Duhaime served as an executive vice president at SNC Lavalin from 2003-2009 and CEO from 2009-2012. According to the Financial Post, he received $5 million in severance when he left.
The Canadian Press reports:
MONTREAL — Quebec's anti-corruption squad has struck at the highest levels of Canada's corporate world with the arrest Wednesday of former SNC-Lavalin CEO Pierre Duhaime.
The provincial police unit says Duhaime faces charges of fraud, conspiracy to commit fraud and use of false documents.
Duhaime was arrested at his home early Wednesday by anti-corruption squad agents.
International proceedings are also underway against former SNC-Lavalin senior executive Riadh Ben Aissa, who was already arrested in Switzerland on fraud, money laundering and corruption charges.

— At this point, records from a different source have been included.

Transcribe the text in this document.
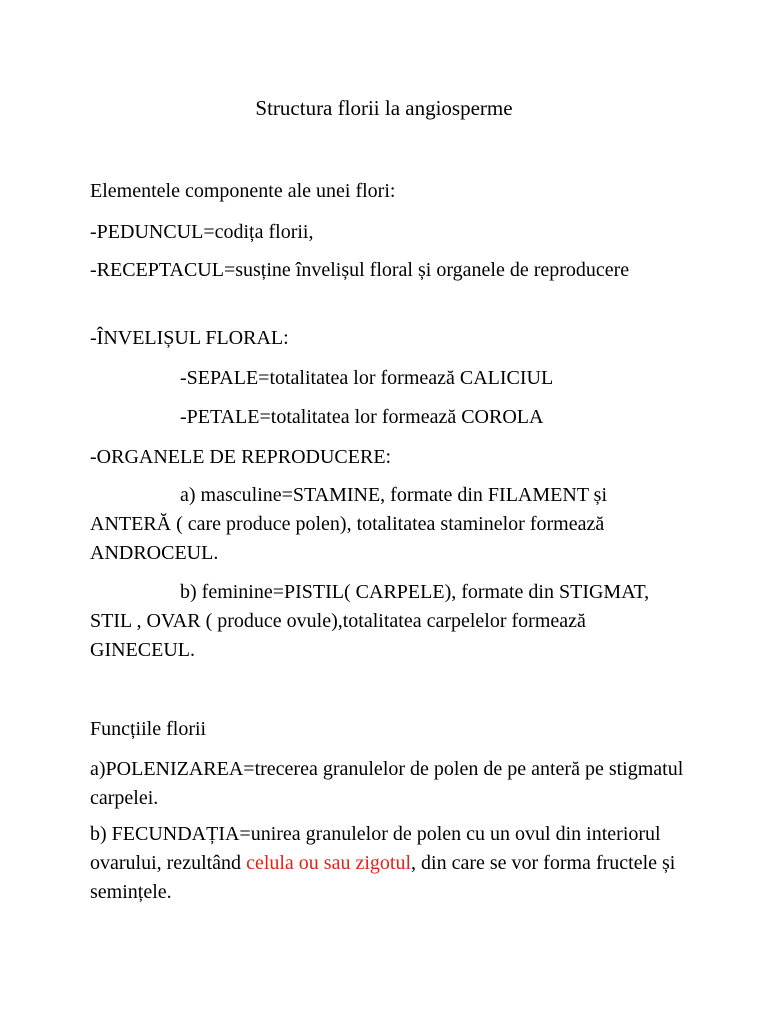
Structura florii la angiosperme

Elementele componente ale unei flori:

-PEDUNCUL=codița florii,

-RECEPTACUL=susține învelișul floral și organele de reproducere

-ÎNVELIȘUL FLORAL:

-SEPALE=totalitatea lor formează CALICIUL

-PETALE=totalitatea lor formează COROLA

-ORGANELE DE REPRODUCERE:

a) masculine=STAMINE, formate din FILAMENT și ANTERĂ ( care produce polen), totalitatea staminelor formează ANDROCEUL.

b) feminine=PISTIL( CARPELE), formate din STIGMAT, STIL , OVAR ( produce ovule),totalitatea carpelelor formează GINECEUL.

Funcțiile florii

a)POLENIZAREA=trecerea granulelor de polen de pe anteră pe stigmatul carpelei.

b) FECUNDAȚIA=unirea granulelor de polen cu un ovul din interiorul ovarului, rezultând celula ou sau zigotul, din care se vor forma fructele și semințele.
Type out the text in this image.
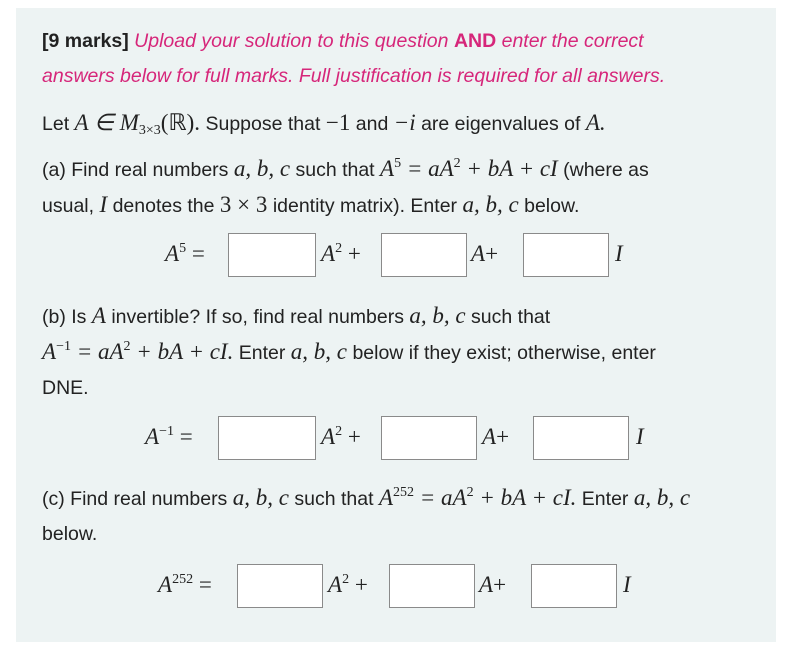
[9 marks] Upload your solution to this question AND enter the correct
answers below for full marks. Full justification is required for all answers.
Let A ∈ $M_{3\times 3}(ℝ)$. Suppose that −1 and −i are eigenvalues of A.
(a) Find real numbers a, b, c such that $A^5 = aA^2$ + bA + cI (where as
usual, I denotes the 3 × 3 identity matrix). Enter a, b, c below.
$A^5$ =	$A^2$ +	A+	I
(b) Is A invertible? If so, find real numbers a, b, c such that
$A^{-1} = aA^2$ + bA + cI. Enter a, b, c below if they exist; otherwise, enter
DNE.
$A^{-1}$ =	$A^2$ +	A+	I
(c) Find real numbers a, b, c such that $A^{252} = aA^2$ + bA + cI. Enter a, b, c
below.
$A^{252}$ =	$A^2$ +	A+	I
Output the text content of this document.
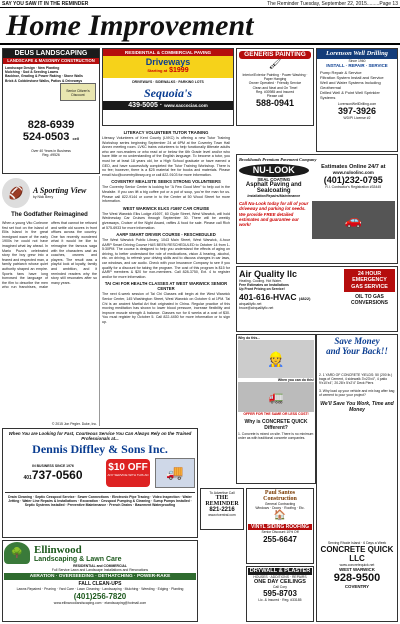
SAY YOU SAW IT IN THE REMINDER	The Reminder Tuesday, September 22, 2015.........Page 13
Home Improvement
DEUS LANDSCAPING
LANDSCAPE & MASONRY CONSTRUCTION
Landscape Design · New Planting
Mulching · Sod & Seeding Lawns
Backhoe, Grading & Power Raking · Stone Walls
Brick & Cobblestone Walks, Patios & Driveways
Senior Citizen's Discount
828-6939
524-0503 cell
Over 40 Years in Business
Reg. #9526
🏈	A Sporting View
by Nick Berry
The Godfather Reimagined

When a young Vito Corleone first set foot on the island of Ellis Island in the great immigrant wave of the early 1900s he could not have imagined what lay ahead. In Mario Puzo's celebrated story the boy grew into a feared and respected man, a family patriarch whose quiet authority shaped an empire. Sports fans have long borrowed the language of the film to describe the men who run franchises, make offers that cannot be refused and settle old scores in front offices across the country. One fan recently wondered what it would be like to reimagine the famous saga with the characters cast as coaches, owners and players. The result was a playful look at loyalty, family and ambition, and it reminded readers why the story still resonates after so many years.

© 2015 Jon Pegler. Duke, Inc.
When You are Looking for Fast, Courteous Service You Can Always Rely on the Trained Professionals at...
Dennis Diffley & Sons Inc.
IN BUSINESS SINCE 1976
401737-0560
$10 OFF
ANY SERVICE WITH THIS AD	🚚
Drain Cleaning · Septic Cesspool Service · Sewer Connections · Electronic Pipe Tracing · Video Inspection · Water Jetting · Water Line Repairs & Installations · Excavation · Cesspool Pumping & Cleaning · Sump Pumps Installed · Septic Systems Installed · Preventive Maintenance · French Drains · Basement Waterproofing
🌳 Ellinwood
Landscaping & Lawn Care
RESIDENTIAL and COMMERCIAL
Full Service Lawn and Landscape Installations and Renovations
AERATION · OVERSEEDING · DETHATCHING · POWER-RAKE
FALL CLEAN-UPS
Lawns Repaired · Pruning · Yard Care · Lawn Cleaning · Landscaping · Mulching · Weeding · Edging · Planting
(401)256-7820
www.ellinwoodlandscaping.com · elandscaping@hotmail.com
RESIDENTIAL & COMMERCIAL PAVING
Driveways
Starting at $1999
DRIVEWAYS · SIDEWALKS · PARKING LOTS
Sequoia's
439-5005 · www.saccocias.com
GENERIS PAINTING
🖌
Interior/Exterior Painting · Power Washing · Paper Hanging
Owner Operated · Friendly Service
Clean and Neat and On Time!
Reg. #30985 and Insured
Please call
588-0941
Lorenson Well Drilling
Since 1960
INSTALL · REPAIR · SERVICE
Pump Repair & Service
Filtration System Install and Service
Well and Water Systems Including Geothermal
Drilled Well & Point Well Sprinkler Systems
LorensonWellDrilling.com
397-3926
WD/PI License #2
LITERACY VOLUNTEER TUTOR TRAINING

Literacy Volunteers of Kent County (LVKC) is offering a new Tutor Training Workshop series beginning September 24 at 6PM at the Coventry Town Hall Annex meeting room. LVKC trains volunteers to help functionally illiterate adults who are non-readers or who read at or below the 6th Grade level and/or who have little or no understanding of the English language. To become a tutor, you must be at least 18 years old, be a High School graduate or have earned a GED, and have successfully completed the Tutor Training Workshop. There is no fee; however, there is a $25 material fee for books and materials. Please email lvkc@coventrylibrary.org or call 822-9103 for more information.

COVENTRY MEALSITE SEEKS STRONG VOLUNTEERS

The Coventry Senior Center is looking for "A Few Good Men" to help out in the Mealsite. If you can lift a big coffee pot or a pot of soup, you're the man for us. Please call 822-9144 or come in to the Center at 50 Wood Street for more information.

WEST WARWICK ELKS #1697 CAR CRUISE

The West Warwick Elks Lodge #1697, 60 Clyde Street, West Warwick, will hold Wednesday Car Cruises through September 30. There will be weekly giveaways, Cruiser of the Night Award, raffles & food for sale. Please call Rich at 575-6933 for more information.

AARP SMART DRIVER COURSE - RESCHEDULED

The West Warwick Public Library, 1043 Main Street, West Warwick, 4-hour AARP Smart Driving Course HAS BEEN RESCHEDULED to October 14 from 1-5:30PM. The course is designed to help you understand the effects of aging on driving, to better understand the role of medications, vision & hearing, alcohol, etc. on driving, to refresh your driving skills and to discuss changes in car laws, car windows, and car audio. Check with your Insurance Company to see if you qualify for a discount for taking the program. The cost of this program is $15 for AARP members & $20 for non-members. Call 828-3750, Ext. 4 to register and/or for more information.

TAI CHI FOR HEALTH CLASSES AT WEST WARWICK SENIOR CENTER

The next 6-week session of Tai Chi Classes will begin at the West Warwick Senior Center, 145 Washington Street, West Warwick on October 6 at 1PM. Tai Chi is an ancient Martial Art that originated in China. Regular practice of this moving meditation has shown to lower blood pressure, increase flexibility and improve muscle strength & balance. Classes run for 6 weeks at a cost of $30. You must register by October 5. Call 822-4450 for more information or to sign up.

To Advertise Call
THE REMINDER
821-2216
www.ricentral.com
Paul Santos Construction
General Contracting
Windows · Doors · Roofing · Etc.
🏠
VINYL SIDING ROOFING
Senior Discount 10% Off
255-6647
DRYWALL & PLASTER
HOUSES · ADDITIONS · REPAIRS
ONE DAY CEILINGS
Call Cory
595-8703
Lic. & Insured · Reg. #33185
Brookhands Premium Pavement Company
NU-LOOK
SEAL COATING
Asphalt Paving and Sealcoating
Installation/Repairs/Maintenance
Estimates Online 24/7 at
www.nuloolinc.com
(401)232-0795
R.I. Contractor's Registration #33445
Call Nu-Look today for all of your driveway and parking lot needs. We provide FREE detailed estimates and guarantee our work!	🚗
Air Quality llc
Heating. Cooling. Hot Water.
Free Estimates on Installations
Up Front Pricing on Service!
401-616-HVAC (4822)
airqualityllc.net
bruce@airqualityllc.net
24 HOUR EMERGENCY GAS SERVICE
OIL TO GAS CONVERSIONS
Save Money
and Your Back!!
Why do this...
👷
When you can do this!
🚛
OFFER FOR THE SAME OR LESS COST!
Why is CONCRETE QUICK Different?
1. Concrete is mixed on site. There is no minimum order as with traditional concrete companies.
2. 1 YARD OF CONCRETE YIELDS: 50 (200 lb.) bags of Cement, 4 sidewalk 3'x23'x4", 4 patio 9'x10'x4", 20.28'x 5'x2'4" Deck Piers
3. Why load up your vehicle and mix bag after bag of cement to pour your project?
We'll Save You Work, Time and Money
Serving Rhode Island · 6 Days a Week
CONCRETE QUICK LLC
www.concretequick.net
WEST WARWICK
928-9500
COVENTRY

The 101-year-old company, considered a Canadian success story, has been embroiled in scandal since the fall of the Gadhafi regime in Libya.
In September, an Ontario judge certified a $1 billion class-action lawsuit against SNC-Lavalin on behalf of investors who saw the value of their investment in the company plummet following revelations of mysterious payments in North Africa.
The lawsuit was brought on behalf of all SNC-Lavalin investors who purchased SNC-Lavalin securities between Feb. 1, 2007, and Feb. 28, 2012, or who bought debentures through the company's June 2009 prospectus offering.
The lead plaintiff is Brent Gray, a resident of Surrey, B.C., who purchased 600 shares in January at $52.20 per share.
In addition to current and former members of SNC's board of directors, those named in the Ontario lawsuit include SNC-Lavalin International chairman Michael Novak. The claim said certain officials, including Duhaime and former controller Stephane Roy, assisted Ben Aissa in arranging ``improper or unlawful payments'' to secure contracts in Libya.
Duhaime, Roy and Ben Aissa have lost their jobs with SNC-Lavalin.
Ben Aissa, SNC's former head of construction, was last reported to be in a Swiss jail on suspicion of corrupting a public official, fraud and money laundering tied to his dealings in North Africa.
The engineering and construction giant's initial review led to it finding $56 million of payments to unidentified foreign agents. The company has insisted that none of the funds were directed to Libya.
SNC-Lavalin removed $900 million worth of Libyan projects from its backlog in 2010 amid the civil war in the North African country.
The RCMP has already executed search warrants at SNC-Lavalin's headquarters at the request of Swiss police.
In Quebec, the anti-corruption unit was created in the wake of other scandals surrounding collusion in the construction industry and its links to political parties and organized crime.
It has arrested numerous construction-industry players, and people tied to municipal political parties since its creation last year.